Como foi seu reencontro com hutus em Ruanda, quando retornou ao país em 2004? A grande maioria dos ruandeses no Burundi eram tutsis. Ruanda foi um país colonizado por alemães, e, depois do fim da II Guerra Mundial, por belgas. Nos anos 1930, eles instituíram a carta de identificação étnica. Esse pequeno papel, infelizmente, foi a origem do genocídio. E isso havia acabado em 2004, pois a carta foi erradicada. O genocídio aconteceu entre abril e julho de 1994. Foi no dia 4 de julho que pararam com o genocídio. Durante as negociações de paz, a primeira medida foi acabar com a carta de identidade. Isso acabou com a divisão e todos se tornaram ruandeses. Todos falavam a mesma língua, então era aquele pequeno papel que os dividia. A grande diferença entre tutsis e hutus era sua atividade. Nos éramos pastores e os hutus, agricultores. Com isso, e com o tribunal Gacaca (pronuncia-se “Gatchatcha”; sistema de justiça comunitária baseado na tradição ruandesa), pôde haver uma reconciliação. Também porque ela aconteceu a pedido das vítimas que queriam encontrar os corpos de seus familiares, muitas vezes enterrados em fossas sanitárias, e conseguir um enterro digno para os seus e poder fazer seu luto. Os ruandeses são voltados ao trabalho. Conseguimos a reconciliação e trabalhamos para reconstruir o país.

Ruanda foi esquecida. Acho que é necessário intervir rapidamente para evitar que situações ruins transbordem. Quando os próprios países não são capazes de conter rupturas, é preciso que a comunidade internacional intervenha.

Scholastique Mukasonga, escritora

O que você pensa do intervencionismo internacional em países de terceiro mundo? Eu acho que Ruanda foi esquecida. Acho que é necessário intervir rapidamente para evitar que situações ruins transbordem. Quando os próprios países não são capazes de conter rupturas, é preciso que a comunidade internacional intervenha. Eu lamento que não tenham feito isso em Ruanda, porque houve um massacre que já acontecia antes do genocídio. Aqui, no Brasil, eu também lamento. Talvez a comunidade internacional devesse ter feito algo antes do segundo turno das eleições.

Acompanhou o processo eleitoral no Brasil? Sim. Eu não me sinto autorizada a falar sobre, mas me senti tocada profundamente, em minha carne, pelo assunto. Eu sei o que é sentir a cabeça quase explodindo e não conseguir refletir sobre situações que podem se tornar cada vez mais expressivas. Eu fui muito bem-recebida aqui, eu conheço a generosidade do povo brasileiro.
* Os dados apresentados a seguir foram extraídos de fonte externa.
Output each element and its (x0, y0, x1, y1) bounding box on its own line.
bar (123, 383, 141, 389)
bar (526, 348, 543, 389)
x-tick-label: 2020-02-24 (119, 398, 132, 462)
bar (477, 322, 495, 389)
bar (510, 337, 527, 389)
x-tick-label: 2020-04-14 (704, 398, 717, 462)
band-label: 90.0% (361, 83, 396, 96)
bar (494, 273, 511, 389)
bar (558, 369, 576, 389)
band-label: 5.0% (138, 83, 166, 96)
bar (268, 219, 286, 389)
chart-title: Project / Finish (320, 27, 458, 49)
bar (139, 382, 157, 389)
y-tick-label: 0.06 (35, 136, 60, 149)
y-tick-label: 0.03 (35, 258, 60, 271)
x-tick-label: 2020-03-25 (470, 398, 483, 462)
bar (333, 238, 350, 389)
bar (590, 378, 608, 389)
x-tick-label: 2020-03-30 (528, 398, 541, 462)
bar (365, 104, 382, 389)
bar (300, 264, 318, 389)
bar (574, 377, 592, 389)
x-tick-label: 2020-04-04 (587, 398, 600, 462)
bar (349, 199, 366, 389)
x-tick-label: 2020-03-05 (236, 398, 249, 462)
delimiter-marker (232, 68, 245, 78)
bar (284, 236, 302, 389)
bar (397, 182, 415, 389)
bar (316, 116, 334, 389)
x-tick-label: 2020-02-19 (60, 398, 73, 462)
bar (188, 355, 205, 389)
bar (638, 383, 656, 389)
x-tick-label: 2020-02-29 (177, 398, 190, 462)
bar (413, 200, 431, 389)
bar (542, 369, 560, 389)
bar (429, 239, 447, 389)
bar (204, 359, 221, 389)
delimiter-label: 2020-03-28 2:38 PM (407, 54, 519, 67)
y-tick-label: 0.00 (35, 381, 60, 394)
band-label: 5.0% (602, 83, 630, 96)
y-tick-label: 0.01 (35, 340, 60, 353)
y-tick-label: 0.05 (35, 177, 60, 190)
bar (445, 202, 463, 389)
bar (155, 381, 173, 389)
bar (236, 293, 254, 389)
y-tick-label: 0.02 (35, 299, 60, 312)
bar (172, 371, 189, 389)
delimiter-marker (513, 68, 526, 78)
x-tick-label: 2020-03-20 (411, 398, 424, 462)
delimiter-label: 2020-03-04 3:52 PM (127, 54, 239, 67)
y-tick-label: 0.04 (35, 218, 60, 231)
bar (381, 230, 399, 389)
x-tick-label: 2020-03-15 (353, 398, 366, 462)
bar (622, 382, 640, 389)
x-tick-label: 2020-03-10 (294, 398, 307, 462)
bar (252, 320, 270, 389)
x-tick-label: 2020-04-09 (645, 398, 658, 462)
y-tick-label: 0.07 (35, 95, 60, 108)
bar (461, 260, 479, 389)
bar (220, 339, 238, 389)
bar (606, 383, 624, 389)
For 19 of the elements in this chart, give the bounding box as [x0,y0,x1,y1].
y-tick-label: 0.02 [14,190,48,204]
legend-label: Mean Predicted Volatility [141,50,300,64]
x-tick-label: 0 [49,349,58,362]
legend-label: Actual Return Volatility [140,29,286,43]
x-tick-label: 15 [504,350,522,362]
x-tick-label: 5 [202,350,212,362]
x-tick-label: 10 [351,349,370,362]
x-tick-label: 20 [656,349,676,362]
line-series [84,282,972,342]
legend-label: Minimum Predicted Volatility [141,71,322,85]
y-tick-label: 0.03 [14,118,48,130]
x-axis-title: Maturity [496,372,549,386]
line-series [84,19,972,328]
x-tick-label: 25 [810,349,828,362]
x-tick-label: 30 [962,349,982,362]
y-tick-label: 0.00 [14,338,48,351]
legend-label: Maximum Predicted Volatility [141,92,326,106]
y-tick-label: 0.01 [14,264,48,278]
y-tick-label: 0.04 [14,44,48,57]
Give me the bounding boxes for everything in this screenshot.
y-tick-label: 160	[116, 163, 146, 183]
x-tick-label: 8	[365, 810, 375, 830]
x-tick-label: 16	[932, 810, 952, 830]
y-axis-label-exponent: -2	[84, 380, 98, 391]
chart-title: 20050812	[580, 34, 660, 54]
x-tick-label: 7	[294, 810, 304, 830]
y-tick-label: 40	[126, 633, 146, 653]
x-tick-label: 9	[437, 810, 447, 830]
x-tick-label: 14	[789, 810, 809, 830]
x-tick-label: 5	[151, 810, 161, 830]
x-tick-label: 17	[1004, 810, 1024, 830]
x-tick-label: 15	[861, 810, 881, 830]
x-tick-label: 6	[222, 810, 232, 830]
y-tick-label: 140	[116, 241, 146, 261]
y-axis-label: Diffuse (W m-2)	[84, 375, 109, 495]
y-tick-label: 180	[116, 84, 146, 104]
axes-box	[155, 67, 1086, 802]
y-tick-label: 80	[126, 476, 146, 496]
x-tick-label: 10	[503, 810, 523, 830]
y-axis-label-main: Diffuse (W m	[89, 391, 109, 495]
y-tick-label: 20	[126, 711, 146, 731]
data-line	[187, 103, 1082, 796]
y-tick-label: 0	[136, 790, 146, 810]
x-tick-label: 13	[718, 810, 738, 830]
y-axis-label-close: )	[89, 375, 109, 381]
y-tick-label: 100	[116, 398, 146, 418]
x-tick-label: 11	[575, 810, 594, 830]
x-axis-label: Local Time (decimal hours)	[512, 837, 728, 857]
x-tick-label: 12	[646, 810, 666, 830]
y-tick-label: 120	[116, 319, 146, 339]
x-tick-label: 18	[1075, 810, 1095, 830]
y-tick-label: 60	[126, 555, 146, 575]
Eu entendo como vocês se sentem. O que eu gostaria de dizer é para vocês não cederem ao pânico. Em um cenário assim, vocês terão que desenvolver uma energia que não tinham até então. É preciso não cair na aceitação. Eu desejo que cada brasileiro recuse o que vier para dividi-los e, a partir disso, tentem ser otimistas. Com certeza haverão perdas, mas é preciso ser forte, se salvar, salvar sua história, e se recusar à divisão.